A classic performance optimization when dealing with larger amounts of data relates to typical usage patterns: Like requiring only a subset of columns, we often want to only use a subset of rows. For example, we might only consider a given time period like all the rows from the last three months. This is where table partitioning is helpful to divide the data into more manageable blocks. The result is faster (and likely cheaper) queries if the queries filter by a given partitioning scheme. Note that your data processing engine and storage determine how the definition of partitions is implemented. For example, Hive-style partitioning separates data in folders:
purchases/date=20240801/
fileA.parquet
fileB.parquet
fileC.parquet
purchases/date=20240802/
fileA.parquet
fileB.parquet
fileC.parquet
Suppose you now want to run a query like SELECT count(*) FROM purchases WHERE date='20240802'
, then the query engine only needs to read the files from purchases/date=20240802
, skipping all the other data files. Hive-style partitioning works well, but also comes with several limitations with respect to exacerbating the small file problem, processing overhead (file listings), and operational complexity (e.g. when altering partitions). In contrast, modern data formats like Apache Iceberg and Delta Lake provide more sophisticated partitioning techniques, mitigating some of the drawbacks. Besides performance-related aspects, the concept of immutable partitioning itself leads to interesting opportunities for building robust and reproducible data pipelines.
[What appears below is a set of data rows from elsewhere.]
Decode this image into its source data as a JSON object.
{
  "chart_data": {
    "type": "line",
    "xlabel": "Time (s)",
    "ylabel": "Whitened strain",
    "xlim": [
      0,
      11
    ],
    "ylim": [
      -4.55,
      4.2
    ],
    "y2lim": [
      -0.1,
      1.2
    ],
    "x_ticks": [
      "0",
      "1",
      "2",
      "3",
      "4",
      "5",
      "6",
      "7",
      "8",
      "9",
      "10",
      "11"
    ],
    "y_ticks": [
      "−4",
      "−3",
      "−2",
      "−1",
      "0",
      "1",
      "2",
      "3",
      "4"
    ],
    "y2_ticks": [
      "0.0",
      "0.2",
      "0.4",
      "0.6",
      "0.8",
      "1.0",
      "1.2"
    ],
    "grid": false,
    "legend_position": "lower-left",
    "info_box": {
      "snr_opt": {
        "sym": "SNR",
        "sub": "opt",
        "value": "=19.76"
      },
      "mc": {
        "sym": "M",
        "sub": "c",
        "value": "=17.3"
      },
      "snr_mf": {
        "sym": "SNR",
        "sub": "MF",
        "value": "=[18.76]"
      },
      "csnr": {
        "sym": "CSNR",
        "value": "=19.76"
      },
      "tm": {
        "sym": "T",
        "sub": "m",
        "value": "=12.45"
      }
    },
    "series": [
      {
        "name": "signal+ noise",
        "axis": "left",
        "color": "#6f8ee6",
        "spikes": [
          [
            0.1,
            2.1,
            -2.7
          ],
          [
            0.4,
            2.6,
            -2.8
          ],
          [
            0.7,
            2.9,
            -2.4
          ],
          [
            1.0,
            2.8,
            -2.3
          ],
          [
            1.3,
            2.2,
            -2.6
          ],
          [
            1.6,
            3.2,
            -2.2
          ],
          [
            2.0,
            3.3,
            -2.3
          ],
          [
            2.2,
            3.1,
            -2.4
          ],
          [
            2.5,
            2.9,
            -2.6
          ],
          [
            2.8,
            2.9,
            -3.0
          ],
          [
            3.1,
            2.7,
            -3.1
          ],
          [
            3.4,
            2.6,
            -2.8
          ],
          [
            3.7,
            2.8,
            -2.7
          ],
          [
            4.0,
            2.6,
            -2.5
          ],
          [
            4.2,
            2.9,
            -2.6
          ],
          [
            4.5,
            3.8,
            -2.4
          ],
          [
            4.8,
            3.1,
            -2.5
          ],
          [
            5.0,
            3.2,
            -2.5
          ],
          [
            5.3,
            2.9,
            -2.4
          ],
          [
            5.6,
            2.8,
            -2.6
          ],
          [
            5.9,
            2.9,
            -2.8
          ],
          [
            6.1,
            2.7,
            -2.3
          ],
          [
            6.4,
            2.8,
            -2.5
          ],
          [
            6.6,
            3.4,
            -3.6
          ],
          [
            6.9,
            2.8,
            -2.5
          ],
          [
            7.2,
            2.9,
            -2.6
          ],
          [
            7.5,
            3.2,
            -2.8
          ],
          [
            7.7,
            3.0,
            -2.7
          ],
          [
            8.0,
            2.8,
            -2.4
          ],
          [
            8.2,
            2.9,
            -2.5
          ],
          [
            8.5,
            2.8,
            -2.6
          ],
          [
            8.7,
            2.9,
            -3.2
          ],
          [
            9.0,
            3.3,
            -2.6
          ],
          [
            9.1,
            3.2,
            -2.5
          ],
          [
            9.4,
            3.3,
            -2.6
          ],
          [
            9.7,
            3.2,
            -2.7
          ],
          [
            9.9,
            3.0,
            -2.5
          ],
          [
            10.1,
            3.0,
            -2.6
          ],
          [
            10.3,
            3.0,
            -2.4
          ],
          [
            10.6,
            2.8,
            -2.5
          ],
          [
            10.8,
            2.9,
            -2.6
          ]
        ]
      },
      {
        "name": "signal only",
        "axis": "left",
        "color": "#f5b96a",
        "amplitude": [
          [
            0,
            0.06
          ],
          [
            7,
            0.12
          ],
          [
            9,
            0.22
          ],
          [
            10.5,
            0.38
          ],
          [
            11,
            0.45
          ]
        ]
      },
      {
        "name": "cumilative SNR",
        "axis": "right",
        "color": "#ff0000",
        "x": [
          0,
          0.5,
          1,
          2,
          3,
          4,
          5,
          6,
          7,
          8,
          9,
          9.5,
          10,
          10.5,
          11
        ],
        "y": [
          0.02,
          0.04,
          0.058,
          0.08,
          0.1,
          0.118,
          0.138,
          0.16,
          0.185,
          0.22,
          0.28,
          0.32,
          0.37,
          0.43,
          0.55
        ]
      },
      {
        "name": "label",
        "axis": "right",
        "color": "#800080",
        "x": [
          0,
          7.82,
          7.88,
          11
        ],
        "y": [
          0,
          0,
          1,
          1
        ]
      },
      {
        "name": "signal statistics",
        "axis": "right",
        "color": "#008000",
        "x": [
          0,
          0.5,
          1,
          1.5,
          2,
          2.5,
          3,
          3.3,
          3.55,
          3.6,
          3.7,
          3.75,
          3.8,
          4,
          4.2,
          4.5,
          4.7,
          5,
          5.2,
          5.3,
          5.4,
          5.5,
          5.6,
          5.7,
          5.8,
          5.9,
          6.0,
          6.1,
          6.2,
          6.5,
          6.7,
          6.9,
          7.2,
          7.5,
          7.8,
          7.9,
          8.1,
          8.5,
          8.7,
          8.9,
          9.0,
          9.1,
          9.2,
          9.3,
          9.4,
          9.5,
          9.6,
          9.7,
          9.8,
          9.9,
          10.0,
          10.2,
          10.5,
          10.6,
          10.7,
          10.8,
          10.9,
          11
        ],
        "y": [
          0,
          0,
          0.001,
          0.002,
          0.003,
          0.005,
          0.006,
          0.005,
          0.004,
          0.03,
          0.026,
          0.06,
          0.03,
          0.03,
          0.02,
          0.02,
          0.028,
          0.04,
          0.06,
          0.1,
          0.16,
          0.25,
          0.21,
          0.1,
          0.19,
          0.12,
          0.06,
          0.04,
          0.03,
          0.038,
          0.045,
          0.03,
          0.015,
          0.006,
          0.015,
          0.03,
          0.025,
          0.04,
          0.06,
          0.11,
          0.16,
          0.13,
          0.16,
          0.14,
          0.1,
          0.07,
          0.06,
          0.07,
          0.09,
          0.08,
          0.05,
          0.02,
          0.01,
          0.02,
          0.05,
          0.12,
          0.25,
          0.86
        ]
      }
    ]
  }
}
In addition to table partitioning, table clustering (or sometimens called bucketing) sorts related rows (according to a given set of columns) within a partition to align the order to common query usage patterns, enhancing performance. It’s often advisable to consider both partitioning and clustering for achieving maximum performance, though the former is certainly more critical for all workloads that process larger amounts of data.